Here's our friend Mister (not captain) Kirk at FT, the guy who famously holds 100% cash in his public FT portfolio, and keeps telling us about investments. (That old Nassim Taleb quote about skin-in-the-game, and showing us what you invest, comes to mind)
Nothing really matters, he seems to suggest in this weekend's piece.
Actually, geopolitics, interest rates, elections, taxes etc... Nothing stops this train, and you can't carve out meaning from any of these events (#1468578)
I’ve spent decades arguing that not much matters for investors. So what does, eh? I’ve been pondering this again recently as another war comes and goes without huge repercussions for returns. Sure, oil traders have wet themselves. But for the rest of us — so far — it’s the same downy uppity as ever.
in previous columns I’ve shown that geopolitics can mostly be ignored when it comes to asset prices. Likewise, interest rates, tax regimes, governance and whether your favourite colour is blue or green. Most of this was known to me before I started as a portfolio manager three decades ago. The historical data is unequivocal. Looking back now though, it still amazes me how little the events we were freaking out about at the time actually changed anything.
Oooh, I do like this. Confession: Den is partial-af to stuff like this. Not even the GFC or eurocrisis were interesting:
The Asian and Russian crises in the late 1990s barely distracted us from the money we were making in dotcom stocks. The lifts didn’t stop working at midnight on December 31 1999, either. When the crash eventually came, it was over in 24 months. The financial crisis was even shorter. All but $30bn of the troubled asset relief programme money — some $440bn — has now been paid back. US banks will report bumper profits (and bonuses) next week. Plus ça change.
NOOOO-THIIIING stops this financial-returns train, ok:
It’s not only the Brexits, tariffs and Ukraines that fail to smother returns, as we thought they might. Sky-high valuations don’t seem to bother investors either. Nor do extreme equity concentrations, autocracies as trading partners, or any of the supposed “megatrends” such as demographics or climate.
"is there anything over my career that has had a meaningful effect on investment returns?""is there anything over my career that has had a meaningful effect on investment returns?"
1. China's admission into WTO in 2001.
nobody got it right and nobody saw it coming and obvs nobody could invest seeing what the 2020s would be accordingly but still.

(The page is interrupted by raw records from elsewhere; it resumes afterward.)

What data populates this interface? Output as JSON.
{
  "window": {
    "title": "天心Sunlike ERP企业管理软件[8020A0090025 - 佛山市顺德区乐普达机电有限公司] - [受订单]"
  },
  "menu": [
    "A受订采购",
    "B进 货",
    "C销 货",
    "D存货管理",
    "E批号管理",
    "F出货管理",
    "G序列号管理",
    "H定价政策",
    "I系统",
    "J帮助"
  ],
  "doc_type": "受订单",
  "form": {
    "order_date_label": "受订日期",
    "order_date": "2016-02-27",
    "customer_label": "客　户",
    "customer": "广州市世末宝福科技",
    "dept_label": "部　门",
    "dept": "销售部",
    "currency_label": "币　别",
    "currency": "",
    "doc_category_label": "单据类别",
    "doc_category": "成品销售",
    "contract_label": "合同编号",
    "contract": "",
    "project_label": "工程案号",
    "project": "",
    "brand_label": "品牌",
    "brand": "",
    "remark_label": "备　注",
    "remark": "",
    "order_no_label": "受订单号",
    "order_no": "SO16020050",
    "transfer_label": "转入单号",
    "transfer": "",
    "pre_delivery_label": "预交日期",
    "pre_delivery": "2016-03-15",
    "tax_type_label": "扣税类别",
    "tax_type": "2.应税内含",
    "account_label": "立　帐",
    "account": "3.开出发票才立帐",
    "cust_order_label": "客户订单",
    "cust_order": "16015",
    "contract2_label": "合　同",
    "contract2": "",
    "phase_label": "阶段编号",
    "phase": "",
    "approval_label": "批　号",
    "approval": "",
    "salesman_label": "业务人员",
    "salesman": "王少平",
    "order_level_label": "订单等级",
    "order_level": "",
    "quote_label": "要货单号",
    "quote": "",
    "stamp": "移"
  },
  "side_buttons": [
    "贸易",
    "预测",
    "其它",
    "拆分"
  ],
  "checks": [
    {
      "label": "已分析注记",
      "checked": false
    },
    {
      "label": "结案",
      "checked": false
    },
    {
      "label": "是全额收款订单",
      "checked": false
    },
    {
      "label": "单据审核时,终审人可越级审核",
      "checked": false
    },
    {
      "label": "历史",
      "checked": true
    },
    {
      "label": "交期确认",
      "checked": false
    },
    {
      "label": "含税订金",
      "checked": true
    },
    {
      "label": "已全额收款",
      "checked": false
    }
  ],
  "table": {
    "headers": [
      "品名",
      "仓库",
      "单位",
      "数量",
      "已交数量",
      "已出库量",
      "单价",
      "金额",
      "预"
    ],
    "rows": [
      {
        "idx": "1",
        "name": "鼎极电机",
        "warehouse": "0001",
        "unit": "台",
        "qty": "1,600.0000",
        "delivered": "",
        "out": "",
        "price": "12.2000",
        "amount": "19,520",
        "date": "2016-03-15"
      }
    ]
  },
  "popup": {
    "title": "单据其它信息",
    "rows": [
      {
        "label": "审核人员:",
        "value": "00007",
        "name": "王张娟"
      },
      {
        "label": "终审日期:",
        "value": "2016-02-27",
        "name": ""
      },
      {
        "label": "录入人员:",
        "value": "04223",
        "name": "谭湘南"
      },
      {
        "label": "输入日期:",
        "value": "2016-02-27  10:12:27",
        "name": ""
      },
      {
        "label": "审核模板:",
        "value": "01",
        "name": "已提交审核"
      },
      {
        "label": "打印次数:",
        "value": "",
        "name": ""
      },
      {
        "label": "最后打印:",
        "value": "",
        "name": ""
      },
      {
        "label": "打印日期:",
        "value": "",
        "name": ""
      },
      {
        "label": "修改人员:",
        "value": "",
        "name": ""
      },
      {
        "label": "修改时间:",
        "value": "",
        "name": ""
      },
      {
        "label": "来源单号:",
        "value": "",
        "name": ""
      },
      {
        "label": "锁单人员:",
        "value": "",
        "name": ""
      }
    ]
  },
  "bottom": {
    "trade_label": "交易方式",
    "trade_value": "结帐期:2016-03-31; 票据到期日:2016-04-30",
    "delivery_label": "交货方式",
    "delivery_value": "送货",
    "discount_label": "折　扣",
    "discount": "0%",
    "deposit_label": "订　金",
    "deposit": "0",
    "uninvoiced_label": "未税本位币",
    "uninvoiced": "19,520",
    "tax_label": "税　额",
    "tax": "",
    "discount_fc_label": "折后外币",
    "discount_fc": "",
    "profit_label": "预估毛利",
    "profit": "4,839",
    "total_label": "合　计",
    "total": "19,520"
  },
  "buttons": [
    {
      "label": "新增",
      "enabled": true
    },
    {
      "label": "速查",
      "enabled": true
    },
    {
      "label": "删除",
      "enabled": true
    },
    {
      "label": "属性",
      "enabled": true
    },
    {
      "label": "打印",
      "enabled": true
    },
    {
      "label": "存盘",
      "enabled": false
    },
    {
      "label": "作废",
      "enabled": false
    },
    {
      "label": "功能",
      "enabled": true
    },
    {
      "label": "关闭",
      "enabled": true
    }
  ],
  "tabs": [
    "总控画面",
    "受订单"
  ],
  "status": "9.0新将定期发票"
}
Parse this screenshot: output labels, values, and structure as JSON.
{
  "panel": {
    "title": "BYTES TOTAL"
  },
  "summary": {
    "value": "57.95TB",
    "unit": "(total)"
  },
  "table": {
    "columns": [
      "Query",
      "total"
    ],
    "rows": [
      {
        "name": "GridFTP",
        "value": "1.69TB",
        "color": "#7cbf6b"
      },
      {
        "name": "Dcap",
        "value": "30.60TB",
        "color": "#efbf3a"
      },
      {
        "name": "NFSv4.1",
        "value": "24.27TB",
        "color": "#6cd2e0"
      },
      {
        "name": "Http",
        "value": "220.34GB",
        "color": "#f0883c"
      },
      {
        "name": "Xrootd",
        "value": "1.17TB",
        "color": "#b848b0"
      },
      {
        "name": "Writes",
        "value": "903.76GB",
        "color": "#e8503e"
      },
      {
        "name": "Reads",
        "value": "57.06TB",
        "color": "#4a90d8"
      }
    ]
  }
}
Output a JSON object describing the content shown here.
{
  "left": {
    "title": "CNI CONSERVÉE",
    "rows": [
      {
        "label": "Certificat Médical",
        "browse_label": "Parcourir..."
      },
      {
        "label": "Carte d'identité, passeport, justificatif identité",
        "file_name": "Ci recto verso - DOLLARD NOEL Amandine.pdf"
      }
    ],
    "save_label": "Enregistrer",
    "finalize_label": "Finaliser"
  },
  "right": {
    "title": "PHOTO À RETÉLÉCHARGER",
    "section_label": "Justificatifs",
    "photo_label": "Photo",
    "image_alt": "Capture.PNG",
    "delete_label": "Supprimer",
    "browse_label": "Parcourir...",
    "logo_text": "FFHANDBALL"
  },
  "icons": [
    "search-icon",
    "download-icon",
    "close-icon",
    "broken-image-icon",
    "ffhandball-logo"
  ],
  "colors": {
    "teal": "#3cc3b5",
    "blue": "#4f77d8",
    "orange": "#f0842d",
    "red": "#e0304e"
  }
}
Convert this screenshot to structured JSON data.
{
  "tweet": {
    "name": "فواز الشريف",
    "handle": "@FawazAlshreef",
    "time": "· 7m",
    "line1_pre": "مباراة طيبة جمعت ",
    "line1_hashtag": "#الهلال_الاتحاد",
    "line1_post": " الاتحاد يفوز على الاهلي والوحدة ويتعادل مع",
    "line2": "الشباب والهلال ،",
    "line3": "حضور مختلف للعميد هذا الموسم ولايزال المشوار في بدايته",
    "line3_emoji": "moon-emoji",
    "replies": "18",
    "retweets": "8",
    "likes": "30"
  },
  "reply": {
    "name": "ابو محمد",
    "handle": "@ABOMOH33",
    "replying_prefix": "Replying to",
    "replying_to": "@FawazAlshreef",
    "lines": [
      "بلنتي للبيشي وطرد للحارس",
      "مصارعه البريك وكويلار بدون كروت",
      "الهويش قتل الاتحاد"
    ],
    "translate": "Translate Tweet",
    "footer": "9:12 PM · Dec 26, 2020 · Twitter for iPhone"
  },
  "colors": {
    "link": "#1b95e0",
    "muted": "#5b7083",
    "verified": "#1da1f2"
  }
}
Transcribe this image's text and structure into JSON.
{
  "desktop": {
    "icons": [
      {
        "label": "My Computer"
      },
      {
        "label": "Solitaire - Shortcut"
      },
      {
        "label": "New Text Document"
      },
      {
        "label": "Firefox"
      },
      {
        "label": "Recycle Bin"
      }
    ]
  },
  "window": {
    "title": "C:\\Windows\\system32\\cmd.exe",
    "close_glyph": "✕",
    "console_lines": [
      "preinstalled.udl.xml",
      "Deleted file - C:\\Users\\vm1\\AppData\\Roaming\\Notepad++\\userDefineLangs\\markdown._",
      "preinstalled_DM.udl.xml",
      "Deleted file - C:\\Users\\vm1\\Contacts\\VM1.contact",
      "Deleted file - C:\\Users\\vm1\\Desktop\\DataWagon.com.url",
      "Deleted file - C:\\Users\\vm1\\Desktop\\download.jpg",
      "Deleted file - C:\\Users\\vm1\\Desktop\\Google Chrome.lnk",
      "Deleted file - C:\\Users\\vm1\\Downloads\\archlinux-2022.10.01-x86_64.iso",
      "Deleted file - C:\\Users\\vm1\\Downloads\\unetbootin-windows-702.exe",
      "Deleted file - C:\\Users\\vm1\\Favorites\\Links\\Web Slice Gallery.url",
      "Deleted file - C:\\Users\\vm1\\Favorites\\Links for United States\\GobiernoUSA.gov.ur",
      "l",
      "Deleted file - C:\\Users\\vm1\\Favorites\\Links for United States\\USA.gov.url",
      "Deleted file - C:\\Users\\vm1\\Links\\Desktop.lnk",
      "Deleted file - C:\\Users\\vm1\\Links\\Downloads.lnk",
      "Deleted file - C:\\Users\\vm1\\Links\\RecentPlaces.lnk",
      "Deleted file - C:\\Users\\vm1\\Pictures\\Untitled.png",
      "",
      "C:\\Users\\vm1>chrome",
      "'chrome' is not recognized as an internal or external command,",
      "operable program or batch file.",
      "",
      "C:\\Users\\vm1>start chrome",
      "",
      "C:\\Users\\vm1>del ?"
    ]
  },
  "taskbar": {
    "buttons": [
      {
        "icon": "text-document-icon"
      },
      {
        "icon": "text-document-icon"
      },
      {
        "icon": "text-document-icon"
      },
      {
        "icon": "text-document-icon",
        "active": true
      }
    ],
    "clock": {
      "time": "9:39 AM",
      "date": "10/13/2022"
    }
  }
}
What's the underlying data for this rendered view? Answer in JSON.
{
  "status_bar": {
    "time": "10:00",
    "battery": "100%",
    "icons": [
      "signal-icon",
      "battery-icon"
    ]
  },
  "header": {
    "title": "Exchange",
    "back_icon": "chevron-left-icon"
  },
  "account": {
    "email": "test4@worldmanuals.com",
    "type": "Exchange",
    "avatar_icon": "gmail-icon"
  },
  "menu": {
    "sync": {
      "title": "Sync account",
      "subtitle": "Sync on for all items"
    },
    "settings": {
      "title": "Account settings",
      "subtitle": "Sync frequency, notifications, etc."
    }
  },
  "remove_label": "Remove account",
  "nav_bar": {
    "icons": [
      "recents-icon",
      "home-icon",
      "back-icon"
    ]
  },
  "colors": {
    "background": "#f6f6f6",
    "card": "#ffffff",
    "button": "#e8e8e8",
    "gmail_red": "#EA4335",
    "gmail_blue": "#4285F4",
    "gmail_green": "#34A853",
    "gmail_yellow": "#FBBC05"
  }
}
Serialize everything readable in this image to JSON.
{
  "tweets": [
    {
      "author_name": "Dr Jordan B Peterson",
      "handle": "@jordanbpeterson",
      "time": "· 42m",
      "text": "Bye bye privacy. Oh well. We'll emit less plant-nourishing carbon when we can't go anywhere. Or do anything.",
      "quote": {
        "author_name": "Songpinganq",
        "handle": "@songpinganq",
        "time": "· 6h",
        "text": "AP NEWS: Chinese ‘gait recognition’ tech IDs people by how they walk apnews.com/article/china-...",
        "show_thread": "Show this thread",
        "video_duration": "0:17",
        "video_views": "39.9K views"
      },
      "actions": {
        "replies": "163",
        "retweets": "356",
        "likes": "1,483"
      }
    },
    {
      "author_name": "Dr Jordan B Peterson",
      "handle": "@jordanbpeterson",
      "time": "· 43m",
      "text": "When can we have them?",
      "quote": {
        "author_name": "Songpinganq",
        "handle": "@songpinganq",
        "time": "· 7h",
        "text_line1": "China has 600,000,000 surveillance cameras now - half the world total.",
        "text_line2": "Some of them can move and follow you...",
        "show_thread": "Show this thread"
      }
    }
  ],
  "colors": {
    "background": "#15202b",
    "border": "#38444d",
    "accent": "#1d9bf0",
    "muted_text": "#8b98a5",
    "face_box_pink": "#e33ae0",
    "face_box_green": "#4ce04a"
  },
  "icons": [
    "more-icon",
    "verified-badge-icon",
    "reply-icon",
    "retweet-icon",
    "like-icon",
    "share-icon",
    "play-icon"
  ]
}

Thanks to easily the biggest consumption of natural resources in history, the country of my birth [Australia] has been rolling in money ever since. At its peak, China accounted for half the world’s copper, aluminium, cement and iron ore consumption.
2. Covid...ugh
The policy reactions to this one made, if anything, the train situation sooo much worse:
Unlike the above, however, in some respects it’s too soon to tell. The worst repercussions are still to come. We know governments took on huge levels of debt during the pandemic. Some vital, much squandered. Few politicians recite the spending numbers today. They are too big to swallow. Some $5tn of Covid relief funding in the US was more than 10 times gross disbursements from the financial crisis.
The low single-digit billions spent per day in Iran or on the Artemis II mission are irrelevant in comparison. In many western countries, unsustainable net debt to output ratios would be around a fifth lower if it wasn’t for the pandemic.
"So yes, two things have mattered over my investment career so far. I’m not sure I have the nerves to handle a third right now.""So yes, two things have mattered over my investment career so far. I’m not sure I have the nerves to handle a third right now."
archive: https://archive.md/oLJT4
I think I've lived all my life in the shadow of something really really big happening -- or maybe the way to phrase it is: something big happening that really really wrecks things.
Isn't this kind of a big part of what Bitcoiners are counting on? The US debt went from half a trilly increase per year in the early 2000s to a trillion per year in the 20-teens, to the 2+ trillion per year now. If this doesn't matter, what are we supposed to make of it?
I too tend to like messages along the lines of "Chill out, it's probably not a big deal."